Mix it all together (I use my hands), sprinkling in enough breadcrumbs that the mixture holds a ball shape well and isn’t wet, nor is it crumbly. 

Shape into palm-sized balls, stick on a baking sheet with parchment paper into the oven at 350 F for 10 to 15 minutes, then put into the sauce for the last 30 minutes or so, before you serve the pasta. Sausage can also be put in the sauce with the meatballs, as can short ribs (as long as they’re cooked first). 

Tip: You can freeze leftover pasta sauce and thaw it out in the morning for dinner at night.

Staff Reporter Masha Goykhberg shares a Russian-Jewish comfort food that’s been passed down to her by her dad called “сгущёнка” (sgoo-shon-ka). It tastes a lot like dulce de leche.


1 can of Carnation condensed milk. Any type of condensed milk will work, but you have to ensure that there are no air bubbles that can expand when heated and rupture the can (shake the can and check if the milk is sloshing around).

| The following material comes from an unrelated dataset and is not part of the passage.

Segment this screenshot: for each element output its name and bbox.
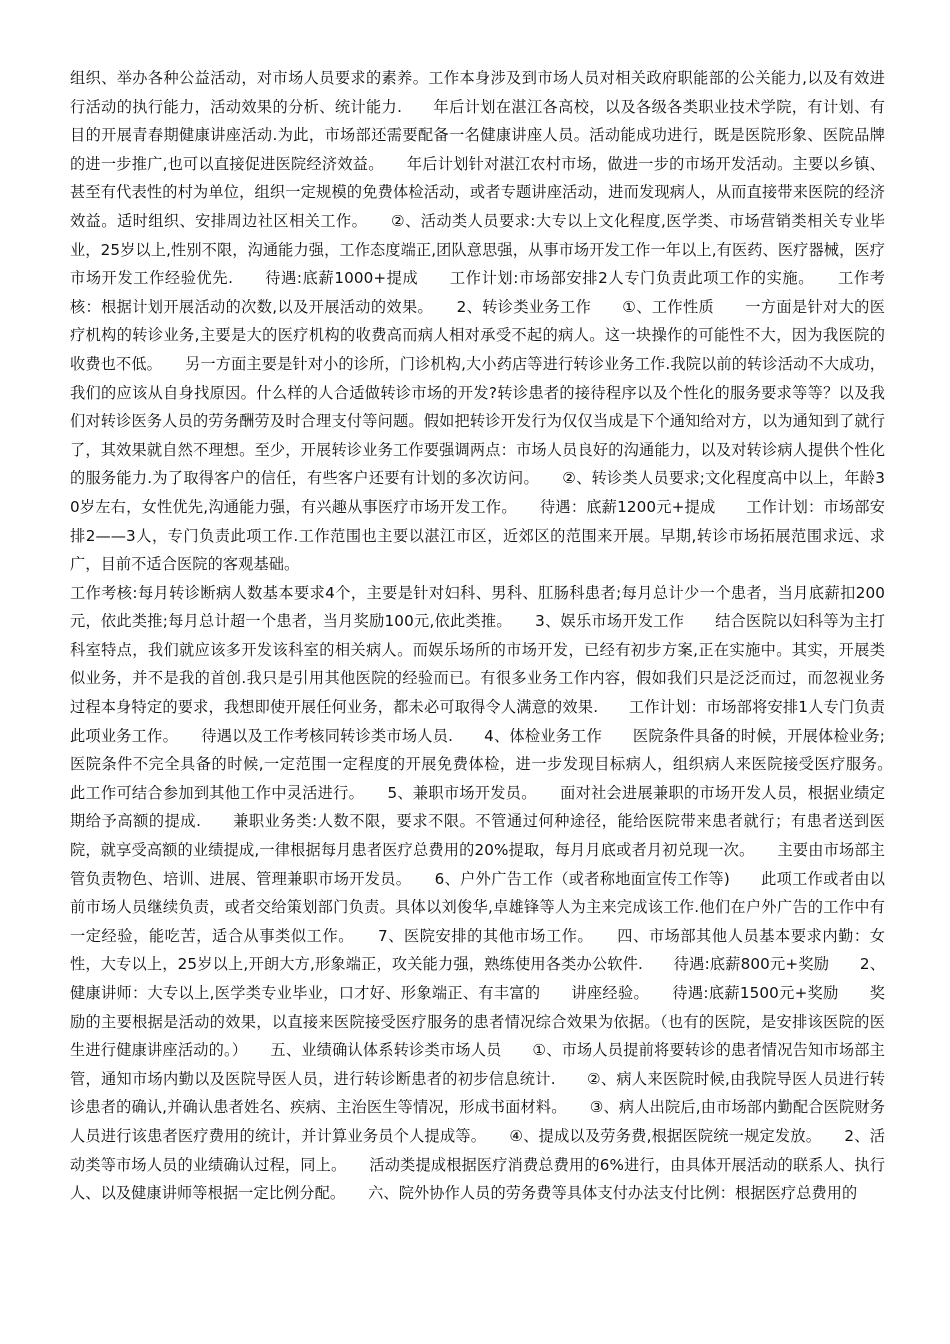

  1. Put the can in a pot of water. Tip: My dad and I will sometimes use a pot with handles and a lid with a knob so that we can attach the lid to the pot handles with rubber bands, in case the can explodes. However, this has never happened and it’ll be fine if you don’t secure it. 
  2. Heat the water until boiling.
  3. Reduce heat until simmering for 3-4 hours.
  4. Remove the pot from the stove and let it cool to room temperature (3-4 hours). I usually wait overnight just to be safe.
  5. Done! Get a regular can opener and open that baby up. It can be good on graham crackers, in pies and, if you melt it, as a coffee sweetener! But the real way of eating it is dipping your fingers directly into the can along with a loved one until you’ve eaten way too much … The perfect quarantine snack.


Going back to old times with a recipe exchange! As the world is social distancing right now, many of us are experimenting in our kitchens to help pass the time. So you have been invited to be a part of a #QuarantineCooking recipe exchange! Yay!

Please send a recipe to the person whose name is in position #1 (even if you don’t know them) and it should be something quick, easy and without rare ingredients. Actually, the best one is the one you know in your head and can type right now. Don’t agonize over it … It is the recipe you make when you are short on time.

After you’ve sent your recipe to the person in position #1 below (and only to that person), copy this email into a new email, move my name to the top and put your name in position #2. Only my and your name should show when you send your email. Send to 20 friends via BCC.

If you cannot do this within 5 days, let me know so it will be fair to those participating. You should receive 36 recipes. It’s fun to see where they come from! Seldom does anyone drop out because we all need new ideas. The turnaround is fast, as there are only 2 names on the list and you only have to do this once.

  1. Yvonne Pan –
  2. Sarah Parr –

In the meantime, stay safe, stay healthy and STAY HOME. Happy #QuarantineCooking!